It seems very hard for humans to accept things as they are. We tend to see ourselves as fixers and view our lives and the world as a set of problems to be solved. That's what progress is all about. Everything can and must be improved. Much misery comes this way.
'The universe is sacred. You cannot improve it. If you try to change it, you will ruin it' (Dao De Ching). This kind of thing doesn't go down well with most people. The other Krishnamurti (U.G.) believed that the human self was composed of nothing but the demand to bring about change in itself and the world. One interpretation of the Adam and Eve myth is that eating the fruit of the Tree of Knowledge of Good and Evil was precisely this: deciding to change things according to ideas of good and bad. Now we're back to having preferences.

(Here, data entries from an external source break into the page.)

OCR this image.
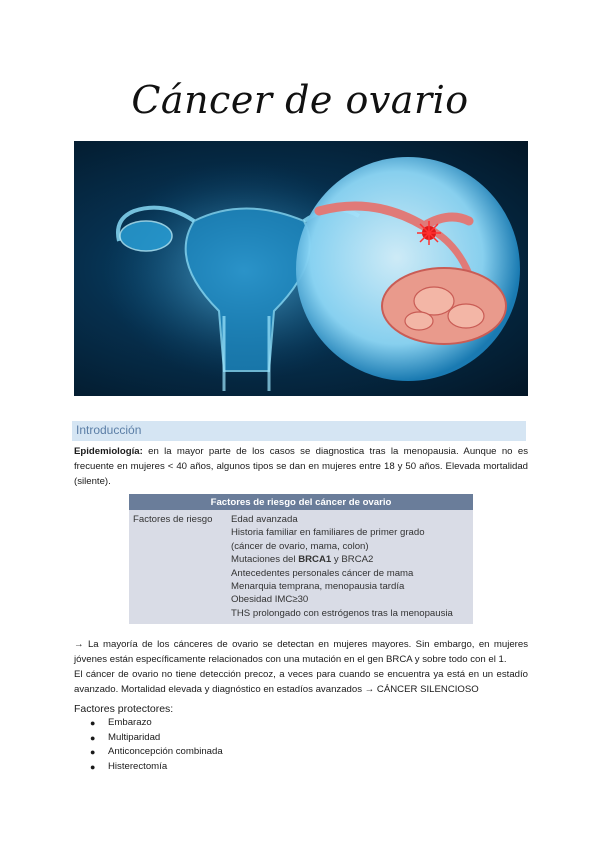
Cáncer de ovario
Introducción
Epidemiología: en la mayor parte de los casos se diagnostica tras la menopausia. Aunque no es frecuente en mujeres < 40 años, algunos tipos se dan en mujeres entre 18 y 50 años. Elevada mortalidad (silente).
Factores de riesgo del cáncer de ovario
Factores de riesgo	Edad avanzada
Historia familiar en familiares de primer grado
(cáncer de ovario, mama, colon)
Mutaciones del BRCA1 y BRCA2
Antecedentes personales cáncer de mama
Menarquia temprana, menopausia tardía
Obesidad IMC≥30
THS prolongado con estrógenos tras la menopausia
→ La mayoría de los cánceres de ovario se detectan en mujeres mayores. Sin embargo, en mujeres jóvenes están específicamente relacionados con una mutación en el gen BRCA y sobre todo con el 1.
El cáncer de ovario no tiene detección precoz, a veces para cuando se encuentra ya está en un estadío avanzado. Mortalidad elevada y diagnóstico en estadíos avanzados → CÁNCER SILENCIOSO
Factores protectores:
● Embarazo
● Multiparidad
● Anticoncepción combinada
● Histerectomía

Don't we always give life our best shot? In the relative world of comparisons we cannot avoid measuring our lives against hypothetical alternatives but don't we always simply do what we can at the time? Is it even the case that 'we' do anything at all, or do 'we' simply claim ownership of things done? The older I get the more it seems to me that this is so. It isn't a popular view because it seems to rob us of a sense of self-determination without which we may believe our lives to be void and meaningless, but I don't think it does. It's the tyranny of a self that is somehow thought to be master of its own destiny that strikes me as horrific. You can't win in the game of success and failure. The Zen master Lin Chi talked of the person of 'no rank' inside us all. We can't escape the dimension of rank, but it's there that we suffer. Perhaps the secret of lasting happiness is to find that person of no rank, for whom success and failure are meaningless fictions.
Very nice post. I was at my meditation group last w/e, and we were talking about this - that when we were young, there was this fierce determination to achieve, which in the case of meditation, meant getting somewhere, that is not here!
Anywho, I have wandered the highways and byways about this for decades, and remembered Lenin's great question, 'what is to be done?', and I thought that there is nothing to be done. Of course, sometimes there is, just to be awkward. Ego and no ego.
Also, Shaker's point about not minding about happiness and unhappiness, I think this is very relevant, and seems to arrive with great age! You can't expect anyone under 50 to think like this, except unusual people.